Dear Amy: My adult middle child and I struggled during my parenting years.
I always connected with her older brother and younger sister more easily than with her.
I had no idea how much this hurt her until she moved out. Once during a conversation, she shared many, many incidents showing a lack of affection during her childhood that hurt her. There is truth to this; however, at the time I did not see it. Now that she is an adult, I have tried to “make up” for the pain that I caused her. I have been there for her. She still (subconsciously) punishes me.
She is now a doctor, and all through medical school she wrote me loving cards of kindness and appreciation, thanking me for my support and love.
Yet we can hardly be around each other for two days without her picking apart everything that I say or do.
I am always on eggshells around her. She is very beautiful and professionally driven. I know that I annoy her. I can’t figure out if she still has resentments from her childhood. She is distancing herself from me. This happened after she and I drove several hundreds of miles together to the location of her medical residency. Even though she lived with me pretty happily for a month beforehand, the trip didn’t go well.
She says that she doesn’t like the person that I am. This came out of left field.
I don’t know how to react. She ignores my texts.
Should I just give her space? — Dumbfounded
Dumbfounded: First this: You cannot “make up” for a lack of affection, neglect or unbalanced treatment during your daughter’s earlier years. You can only do your best to acknowledge the validity of your daughter’s experience, apologize, ask for forgiveness and try to start fresh — as two adults who share a complicated history.
Your daughter is a medical resident, and so she is probably not going to have the extra emotional bandwidth to work on your relationship. During a very high stress situation (headed to a new place with an extremely challenging job), she said something harsh and unkind. I think you should try to let this incident go, give your daughter space to succeed and heal, and emphasize to her that you are working hard to become the mother she deserves to have. (c) Ask Amy
Huh. While I agree about Ask Amy about the mean comment being stress-related, because moving and being a medical resident are major stressors, I don’t agree with much else. But offhand, going on the road with your mother can be a recipe for disaster. The last time I did that with my mom, she wound up holding me hostage once we got back to her house.

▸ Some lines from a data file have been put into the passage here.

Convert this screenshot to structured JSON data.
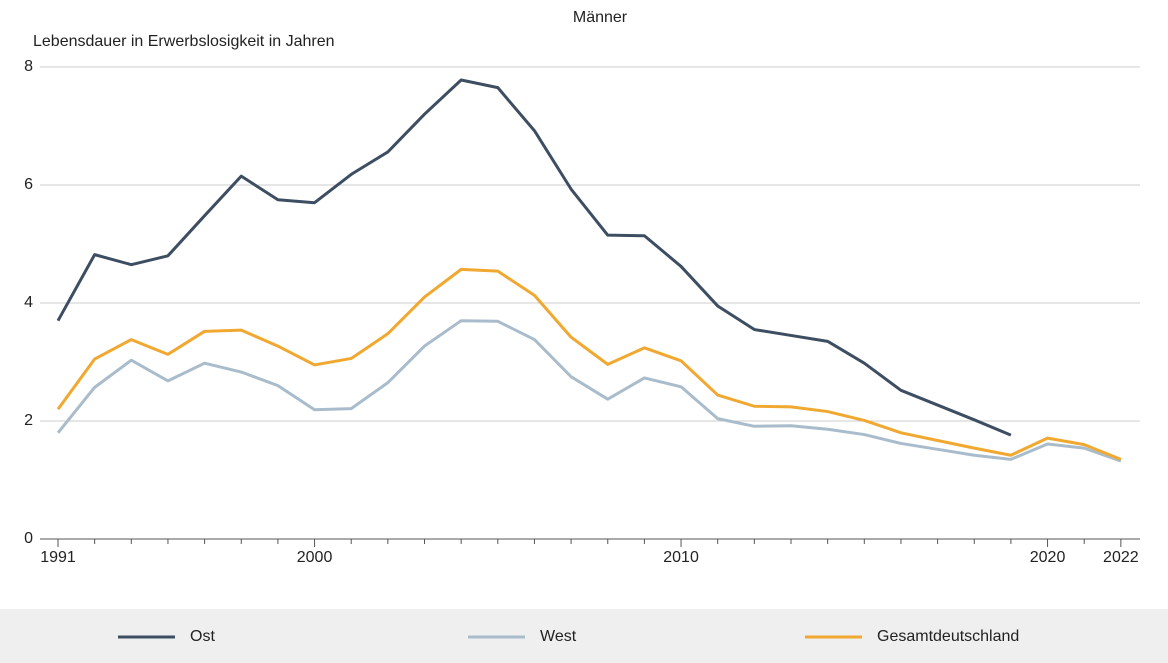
{
  "chart_data": {
    "type": "line",
    "title": "Männer",
    "y_label": "Lebensdauer in Erwerbslosigkeit in Jahren",
    "categories": [
      "1991",
      null,
      null,
      null,
      null,
      null,
      null,
      "2000",
      null,
      null,
      null,
      null,
      null,
      null,
      null,
      null,
      null,
      "2010",
      null,
      null,
      null,
      null,
      null,
      null,
      null,
      null,
      null,
      "2020",
      null,
      "2022"
    ],
    "ylim": [
      0,
      8
    ],
    "yticks": [
      0,
      2,
      4,
      6,
      8
    ],
    "grid": true,
    "legend": "bottom",
    "series": [
      {
        "name": "Ost",
        "color": "#3d4e63",
        "values": [
          3.7,
          4.82,
          4.65,
          4.8,
          5.48,
          6.15,
          5.75,
          5.7,
          6.18,
          6.56,
          7.2,
          7.78,
          7.65,
          6.92,
          5.93,
          5.15,
          5.14,
          4.62,
          3.95,
          3.55,
          3.45,
          3.35,
          2.98,
          2.52,
          2.27,
          2.02,
          1.76,
          null,
          null,
          null
        ]
      },
      {
        "name": "West",
        "color": "#a9bccb",
        "values": [
          1.8,
          2.57,
          3.03,
          2.68,
          2.98,
          2.83,
          2.6,
          2.19,
          2.21,
          2.65,
          3.27,
          3.7,
          3.69,
          3.38,
          2.75,
          2.37,
          2.73,
          2.58,
          2.04,
          1.91,
          1.92,
          1.86,
          1.77,
          1.62,
          1.52,
          1.42,
          1.35,
          1.61,
          1.54,
          1.32
        ]
      },
      {
        "name": "Gesamtdeutschland",
        "color": "#f0a830",
        "values": [
          2.2,
          3.05,
          3.38,
          3.13,
          3.52,
          3.54,
          3.27,
          2.95,
          3.06,
          3.48,
          4.1,
          4.57,
          4.54,
          4.13,
          3.42,
          2.96,
          3.24,
          3.02,
          2.44,
          2.25,
          2.24,
          2.16,
          2.01,
          1.8,
          1.67,
          1.54,
          1.42,
          1.71,
          1.6,
          1.35
        ]
      }
    ]
  }
}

I think, from reading this, that the letter writer and her daughter don’t “click”. This has been an issue their whole lives. The mother has never intentionally neglected or blown off her middle daughter. Geez, Ask Amy. Rather, the girl was harder to raise, and/or there was no natural connection there. Should the letter writer have been more aware of this and tried harder while her kids were growing up? Yes, in an ideal world. But parents aren’t perfect.
But her daughter just needs to accept that not all familial relationships are like beds of roses. She and her mom don’t connect. They can try to find new common ground (albeit not during a road trip), and/or the daughter can try to have more solid connections with her other family members.

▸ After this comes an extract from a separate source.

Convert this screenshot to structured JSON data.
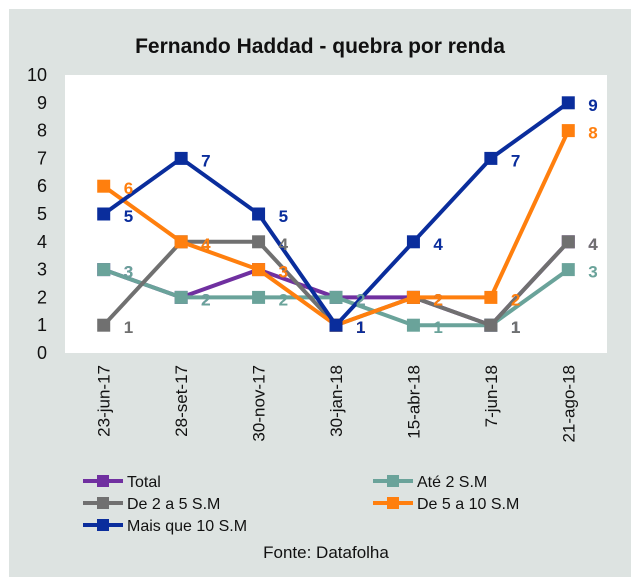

Honestly, as someone who had a rather rough childhood myself, I think the letter writer’s daughter is a whiner. There’s dysfunction and then there’s dysfunction. You didn’t click with your mom? Either get over it, or fix it today. No time like the present. Geez.
But it’s possible that she’s processing her childhood and finding what went wrong. We all do that at some point. I can understand that. As a young adult of post-college age, that might be a typical time to reflect on what went wrong when you were growing up. And of course there’s going to be a certain reactiveness to it. When I was that age, and I looked back, I was horrified and stunned. It was eye-opening. For that reason, I sort of understand the letter writer’s daughter, but I also sort of want to shake some perspective into her.
In other advice-giving news, Annie Lane’s column has become a barf-fest. Well, even more of a barf-fest. In the past week or so…
- She told a husband to get on board with his wife’s veganism (and to join her in it) instead of answering his question about how to cook meat without her “flipping out”.
- She’s posted countless letters from people who are giving the advice for her instead of asking for advice. In other words, she’s letter her readers write her column for her again.
- She devoted a column to people’s fond memories of their dads’ and grandfathers’ handkerchiefs. Um. As one commentor aptly pointed out, “The picture of Kermit is the best thing about this column.” Other comments included, “I guess Annie is going to take an extra day off…” and “Yawn.”
- She had a list of manipulative write-in suggestions about how to deal with not being overcharged when you eat out as a group and evenly split the bill. All of the suggestions were passive-aggressive (order two meals, or buy expensive beverages), and none of them were basic (ask for a separate check, anyone? No?).
- There was poetry. Granted, one poem was by Yeats, and I suspect Annie Lane’s realizing that she’s going to get slammed by publishing bad poetry sent in by her readers. But there was also a… free verse?… about how we take everything for granted until it’s gone. It was written by an octogenarian who came across as having led a self-absorbed life, because he/she assumed we’re all ingrates who never appreciate anyone.
It’s been a train wreck, as per usual.